3 entry daha
  • öncelikle, hayır sonradan trakyalı olamazsınız.

    sonra, yukarıdaki girdilerde herkesin ilgisini çekmeyebilecek konulara yoğunlaşmış başlıklarla ilgili yazılanları okurken kendimin neden ressam araştırmaları yapıp onları paylaşmayı seçtiğini düşündüm. ve aklıma bir travmam (kind of) geldi.
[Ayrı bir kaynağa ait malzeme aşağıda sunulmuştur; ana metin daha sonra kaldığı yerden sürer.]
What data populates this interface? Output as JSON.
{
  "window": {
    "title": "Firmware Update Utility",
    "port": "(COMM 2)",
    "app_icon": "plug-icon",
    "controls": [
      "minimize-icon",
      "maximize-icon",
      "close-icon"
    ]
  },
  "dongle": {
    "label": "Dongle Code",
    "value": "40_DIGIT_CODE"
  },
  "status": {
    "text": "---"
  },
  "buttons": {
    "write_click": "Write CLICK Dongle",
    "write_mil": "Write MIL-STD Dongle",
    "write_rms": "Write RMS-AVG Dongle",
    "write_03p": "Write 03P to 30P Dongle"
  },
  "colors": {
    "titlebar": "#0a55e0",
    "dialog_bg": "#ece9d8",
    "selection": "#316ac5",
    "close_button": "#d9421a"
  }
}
    12 yaşında bir orta okul öğrencisiyken yeni bir dersin yeni bir öğretmeniyle ilk derslerimizden birini işliyorduk. (dersin 'vatandaşlık ve insan hakları' olduğunu hatırlıyorum) öğretmen bizden bildiğimiz birkaç ressam ismini saymamızı istedi. ben gönüllü olmadan da bana söz verdi. ve ben hiç ressam tanımıyordum. bilmediğimi söyleyince öğretmen çok şaşırmıştı. mimikleri her şeyi anlatıyordu, sanırım bir iki cümleyle de şaşkınlığını ifade etmişti. ben çok ama çok utanmıştım. kendi kendime verdiğim tepki daha büyüktü. ben öğretmen çocuğuydum, sınıfın en çalışkan öğrencilerindendim ve nasıl hiç ressam tanımazdım? nasıl olur da bu soruya cevap veremezdim? yer yarılsaydı da içine girseydim.

    böyleyken böyle, not defteri yahut sevgili günlük.